イタリアで師事していたジュリアーノ先生の門下生が近くに住んでいると知り、連絡を取って約10年ぶりに再会した。昔話や先生のメソードの話で盛り上がり、共通したメソードの理解者が近くにも居ることに、大きな幸せを感じた。
最近、ある先生から「同じ声への価値観を持っている人に、時々声を聴いてもらうことは絶対に必要な事」とアドヴァイスを頂いていた所だったので、自分にとっては正に渡りに船、嬉しい出会いだった。

自分が常日頃思っていたのと同じように、ジュリアーノ先生のメソードに一度接してしまうと、テクニックや曲の解釈の話だけしかしてくれない日本の先生に、どうしても物足りなさを感じてしまい、新しい先生を見つけられないでいるという。


声の最適な監視者は、常に声楽教師であるとは限らない。
ある歌手にとっては、声楽に関しては素人の妻や亭主が、自分の声の状態を一番理d解出来る、最適な監視者である場合があるし、声楽家の夫婦であっても、お互いの声のことについては、一切口出しをしない決まりを設けたりしている場合もある。声の監視者の役割において、最も重要な事は「出てきた声が良いか、悪いかを判断出来る耳を持っているか」であると思う。出来れば、良い声にする為の方法論を持ち合わせているに越したことはないが、兎に角、良い耳を持っていることは必要不可欠だ。

では、声楽教師に求められる真の資質とは何なのか?
それは、「声の監視者であると同時に、心の監視者でもあること」だと思う。
「外からは見えない、その歌手がどういう心理や、想像を心に抱いて歌っているか」を読み解き、的確にアドヴァイス出来る能力だと思う。
ジュリアーノ先生が声楽の指導者として唯一無二の存在であった理由は正にこの部分にある。
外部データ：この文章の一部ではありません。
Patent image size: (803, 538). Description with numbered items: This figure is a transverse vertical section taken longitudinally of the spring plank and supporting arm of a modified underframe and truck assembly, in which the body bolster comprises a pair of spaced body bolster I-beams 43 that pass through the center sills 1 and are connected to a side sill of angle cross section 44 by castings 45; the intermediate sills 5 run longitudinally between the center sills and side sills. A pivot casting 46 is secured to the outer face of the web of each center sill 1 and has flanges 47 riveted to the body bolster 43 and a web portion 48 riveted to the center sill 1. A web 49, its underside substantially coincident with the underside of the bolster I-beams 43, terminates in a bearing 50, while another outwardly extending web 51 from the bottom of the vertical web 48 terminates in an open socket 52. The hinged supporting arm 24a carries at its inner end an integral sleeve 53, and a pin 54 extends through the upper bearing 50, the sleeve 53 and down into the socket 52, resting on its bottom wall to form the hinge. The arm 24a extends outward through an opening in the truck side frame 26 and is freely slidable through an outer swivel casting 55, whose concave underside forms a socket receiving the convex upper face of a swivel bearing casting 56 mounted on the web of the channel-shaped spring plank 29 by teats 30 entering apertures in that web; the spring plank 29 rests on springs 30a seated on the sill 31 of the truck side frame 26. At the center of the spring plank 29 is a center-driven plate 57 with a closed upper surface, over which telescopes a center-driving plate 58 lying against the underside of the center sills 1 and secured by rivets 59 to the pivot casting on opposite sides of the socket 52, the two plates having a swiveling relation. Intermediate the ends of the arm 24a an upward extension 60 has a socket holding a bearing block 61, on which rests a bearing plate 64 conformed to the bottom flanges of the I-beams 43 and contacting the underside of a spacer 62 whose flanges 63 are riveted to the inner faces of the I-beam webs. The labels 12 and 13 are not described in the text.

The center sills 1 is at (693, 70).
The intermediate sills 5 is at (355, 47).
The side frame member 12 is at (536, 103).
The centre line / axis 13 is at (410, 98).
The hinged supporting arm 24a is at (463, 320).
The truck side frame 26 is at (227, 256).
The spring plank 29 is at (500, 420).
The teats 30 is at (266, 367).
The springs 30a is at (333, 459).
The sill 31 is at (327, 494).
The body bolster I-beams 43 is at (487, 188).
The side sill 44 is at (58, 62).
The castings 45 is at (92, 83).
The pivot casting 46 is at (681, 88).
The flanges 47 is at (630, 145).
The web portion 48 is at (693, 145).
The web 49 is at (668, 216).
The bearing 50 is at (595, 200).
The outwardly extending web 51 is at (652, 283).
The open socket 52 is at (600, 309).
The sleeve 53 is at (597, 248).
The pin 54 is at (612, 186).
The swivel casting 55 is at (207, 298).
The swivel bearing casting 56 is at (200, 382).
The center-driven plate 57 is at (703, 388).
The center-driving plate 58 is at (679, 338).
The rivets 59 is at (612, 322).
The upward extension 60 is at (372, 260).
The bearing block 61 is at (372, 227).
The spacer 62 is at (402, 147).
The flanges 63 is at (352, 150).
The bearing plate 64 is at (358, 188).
生徒の心の内を読み取る、あの鋭い指摘があってこそ、生徒は『本物の歌』に求められる、隠し事の無い、裸の心の状態である事が、如何に難しく、又、如何に価値のある事であるかを学び、それまでの勉強の仕方の過ちに、気付かされたのだ。

今日も先生が言っていた決まり文句「高い!狭い!明るい!小さい!なめらか!外!幸せ!満足!」を胸に、発声練習をすることにしよう。